The hitch is that even when we admit our responsibility for harm it is often impossible to undo the damage.  Then we can only hope for “salvation” through penitence on one side and, where possible, forgiveness on the other.  We are only human, and we err.  Wherever possible, we begin again in love.  Hard as that is, fluffy as that sounds, this is our tradition.

In Judaism, the tradition holds that during the Days of Awe, prior to Yom Kippur, the Day of Atonement, one is responsible for asking forgiveness three times of someone wronged.  Each time must be a genuine act of contrition.  If after three tries, that person still cannot forgive, then the burden now lies with them.

Sometimes it is next to impossible to forgive ourselves, let alone another person.  What can be done in that case?  Can any good come out of a stalemate like that?  Some of you may know that I live with my best friend, Nazish, who is a Pakistani Muslim.  This past week when we heard the news about the Taliban shooting a young feminist named Malala, the pain was close to home for both of us.  The young girl was from Nazish’s region.  And when I look at the character of the girl, and her family’s kindness, I can’t help but see a resemblance to my friend.  So here I was sermonizing on regret and forgiveness this week, and along comes a perfect example of something I can neither forgive nor put behind me.  Reflecting on other hate crimes against humanity, I asked Nazish her religious or cultural understanding of forgiveness.  Here are her words:

“Ten days ago when I read that a 14 year girl old was shot in Swat, Pakistan, for a split second I couldn’t breath.  Why?  Why a child?  Why a girl?  And then I found this quote by Malala: “How dare the Taliban take away my basic right to education?” and it put things into perspective for me.  Malala Yousafzai’s bold criticism of Taliban ideals led to this tragic incident in the history of Pakistan. What happened to her is the worst nightmare of an average Pakistani: I will get killed if I speak up.  But Malala has reminded all Pakistanis that you have to speak up if you want to live a life of your own choosing.

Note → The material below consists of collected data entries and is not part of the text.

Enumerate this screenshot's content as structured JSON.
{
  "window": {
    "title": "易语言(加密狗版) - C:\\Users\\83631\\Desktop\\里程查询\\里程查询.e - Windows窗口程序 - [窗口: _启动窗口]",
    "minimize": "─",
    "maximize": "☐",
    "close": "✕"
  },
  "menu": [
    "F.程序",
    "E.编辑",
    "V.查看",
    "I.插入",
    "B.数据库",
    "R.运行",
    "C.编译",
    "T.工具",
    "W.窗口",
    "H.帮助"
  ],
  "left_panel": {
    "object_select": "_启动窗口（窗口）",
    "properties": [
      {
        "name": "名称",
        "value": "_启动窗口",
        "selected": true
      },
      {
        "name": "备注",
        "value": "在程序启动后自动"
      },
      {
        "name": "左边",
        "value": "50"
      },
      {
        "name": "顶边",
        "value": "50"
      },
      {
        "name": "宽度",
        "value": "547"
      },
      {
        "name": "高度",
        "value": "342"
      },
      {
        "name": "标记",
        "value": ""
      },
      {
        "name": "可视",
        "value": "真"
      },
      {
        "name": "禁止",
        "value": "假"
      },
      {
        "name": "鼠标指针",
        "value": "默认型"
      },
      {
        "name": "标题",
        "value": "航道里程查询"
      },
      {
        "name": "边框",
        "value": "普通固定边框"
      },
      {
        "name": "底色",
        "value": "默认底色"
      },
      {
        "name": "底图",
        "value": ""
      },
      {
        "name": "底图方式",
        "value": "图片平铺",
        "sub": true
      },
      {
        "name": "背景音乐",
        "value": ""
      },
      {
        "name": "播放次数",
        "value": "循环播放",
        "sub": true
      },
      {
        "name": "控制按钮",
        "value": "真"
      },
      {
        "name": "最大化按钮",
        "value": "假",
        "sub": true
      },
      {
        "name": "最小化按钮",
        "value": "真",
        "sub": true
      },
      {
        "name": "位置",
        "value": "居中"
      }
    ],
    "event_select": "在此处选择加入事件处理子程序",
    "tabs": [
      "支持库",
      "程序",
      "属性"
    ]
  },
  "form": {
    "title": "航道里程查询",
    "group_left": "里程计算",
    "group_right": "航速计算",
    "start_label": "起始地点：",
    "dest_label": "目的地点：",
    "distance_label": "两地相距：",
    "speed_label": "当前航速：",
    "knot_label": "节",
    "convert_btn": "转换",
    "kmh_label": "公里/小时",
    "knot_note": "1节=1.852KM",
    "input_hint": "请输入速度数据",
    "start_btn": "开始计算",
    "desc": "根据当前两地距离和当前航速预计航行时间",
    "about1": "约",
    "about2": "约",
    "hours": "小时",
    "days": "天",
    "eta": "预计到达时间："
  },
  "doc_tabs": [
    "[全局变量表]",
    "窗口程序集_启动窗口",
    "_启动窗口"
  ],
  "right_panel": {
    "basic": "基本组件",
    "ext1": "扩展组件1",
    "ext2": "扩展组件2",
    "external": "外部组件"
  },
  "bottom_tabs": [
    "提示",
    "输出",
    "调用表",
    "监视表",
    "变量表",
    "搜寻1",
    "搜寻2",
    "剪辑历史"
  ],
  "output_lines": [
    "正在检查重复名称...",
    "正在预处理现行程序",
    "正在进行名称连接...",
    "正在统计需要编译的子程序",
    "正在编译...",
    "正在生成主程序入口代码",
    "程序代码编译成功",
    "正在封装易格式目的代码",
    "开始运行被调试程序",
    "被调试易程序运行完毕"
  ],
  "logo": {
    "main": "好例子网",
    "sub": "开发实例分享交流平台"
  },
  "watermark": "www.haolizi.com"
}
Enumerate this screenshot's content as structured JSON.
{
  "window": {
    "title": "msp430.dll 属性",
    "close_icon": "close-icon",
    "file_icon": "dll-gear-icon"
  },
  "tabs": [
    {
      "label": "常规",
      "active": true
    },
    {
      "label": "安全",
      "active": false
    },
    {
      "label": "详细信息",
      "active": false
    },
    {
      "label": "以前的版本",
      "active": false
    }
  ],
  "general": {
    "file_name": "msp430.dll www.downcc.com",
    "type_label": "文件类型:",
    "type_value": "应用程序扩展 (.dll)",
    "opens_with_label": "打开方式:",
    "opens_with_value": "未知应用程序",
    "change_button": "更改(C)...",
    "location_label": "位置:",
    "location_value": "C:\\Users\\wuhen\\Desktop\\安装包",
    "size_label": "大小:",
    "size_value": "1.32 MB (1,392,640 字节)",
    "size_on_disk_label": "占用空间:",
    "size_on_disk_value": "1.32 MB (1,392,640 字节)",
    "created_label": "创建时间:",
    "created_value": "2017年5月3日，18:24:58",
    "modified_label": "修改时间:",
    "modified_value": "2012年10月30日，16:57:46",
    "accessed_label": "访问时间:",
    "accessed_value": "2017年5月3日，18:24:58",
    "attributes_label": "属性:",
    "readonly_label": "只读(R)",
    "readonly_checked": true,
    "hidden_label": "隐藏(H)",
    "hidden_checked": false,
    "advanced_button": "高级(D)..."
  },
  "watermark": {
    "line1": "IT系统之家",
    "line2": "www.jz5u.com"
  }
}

I am devastated and heartbroken about what is going on in my home. Who is safe there, if a child is not?  I stand by everything Malala ever said or did.  I don’t think Islam prohibits the education of girls nor does it allow killing children.  My deepest regret is that the Taliban is creating a horrible picture of Islam and that is not what we are about.  I sometimes wonder if I will ever be able to forgive them for what they have done to Malala, me, my country, my religion and my world.  Thus far, the answer is “No.”  How can I forgive this injustice?  Even my religion allows me not to.  Forgiving others is encouraged in Islam but it is ultimately one’s personal choice to forgive or not.  The thing that I can and will do is to follow Malala’s lead in making sure that girls and boys in Pakistan have access to education. That is how I will work for justice.  The Taliban cannot turn my heart to hate.”

As Unitarian Universalists, we are not bound by commandments, creeds or dogma.  Like Muslims, we are not bound by a law that requires us to forgive others.  Instead we rely on our conscience to guide our thoughts and actions.  Yet the conscience can be a poor judge in isolation.  We need the power of a religious community that affirms life, love, and justice, that asks us to work for equality and to end oppression.

Leonard Cohen writes: “There’s a blaze of light in every word, it doesn’t matter which you heard, the holy or the broken hallelujah.”

It is in relationship that we are able to uphold and live by our ideals and our word.  It is in relationship that we are called to cry out, and to listen.  Whether this relationship is with a trusted companion, or God, or in relation to a sense of ultimate truth about how the world should be, it is only within this relationship that change can take root.  Our relationship with ourselves, is absolutely vital.  Alone, we can fall to our knees, and ask ourselves again how to put things right.  Like David we cry out our Broken Hallelujah.  But in community we celebrate the glories and the mysteries of light shining through.

May it be so.

Amen.

 

Closing Words

Be ours a religion which, like sunshine,
goes everywhere;
its temple, all space;
its shrine, the good heart;
its creed, all truth;
its ritual, works of love;
its profession of faith, divine living.